Question

A Honda Civic and an 18 wheeler approach a right angle intersection and then collide. After the collision, they become interlocked. If their mass ratios were 1: 4 and their respective speeds as they approached were both 13 m/s, find the magnitude and direction of the final velocity of the wreck. (Please do not worry no one was harmed in making of this question) A. 16.3 m/s at 79° B. 10.7 m/s at 79° C. 12.5 m/s at 59° D. 15.7 m/s at 59°

Answer 1

Answer:

The concept of conservation of momentum is applied in the particular case of collisions.  

The general equation ig given by,

$M_1V_1 + M_2V_2 = (M_1+M_2) * V_f,$

Where,

$M_2 = 4 M_1$

The crash occurs at an intersection so we must separate the two speeds by their respective vector: x, y.

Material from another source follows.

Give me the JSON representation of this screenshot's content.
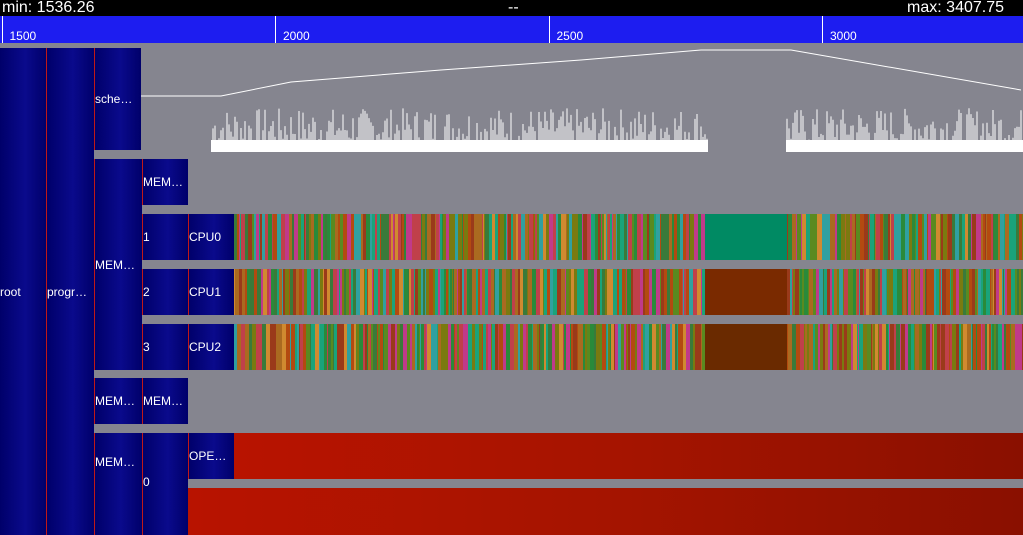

In the case of the X axis, we have that the body $M_2$ has a speed = 0, this because it is not the direction in which it travels, therefore

$M_1* 13 = (M_1+M_2) * V_{fx} \\M_1*13 = (M_1+4M_1)*V_{fx}\\M_1*13=5M_1*V_{fx}\\Vx = \frac{13}{5}m/s$

The same analysis must be given for the particular case in the Y direction, where the mass body $M_1$ does not act with its velocity here, therefore:

$M_2* 13 = (M_1+M_2) * V_{fy},\\4*M_1* 13 = 5Ma * V_{fy} ,\\V_{fy} = \frac{52}{5}m/s ,$

We have the two components of a velocity vector given by $V_f = \frac{13}{5}\hat{i} + \frac{52}{5}\hat{j}$

Get the magnitude,

$V_f = \sqrt{(\frac{13}{5})^2+(\frac{52}{5})^2}$

$V_f = 10.72 m/s$

With a direction given by

$Tan^{-1} \frac{4}{1} = 75.96 \°$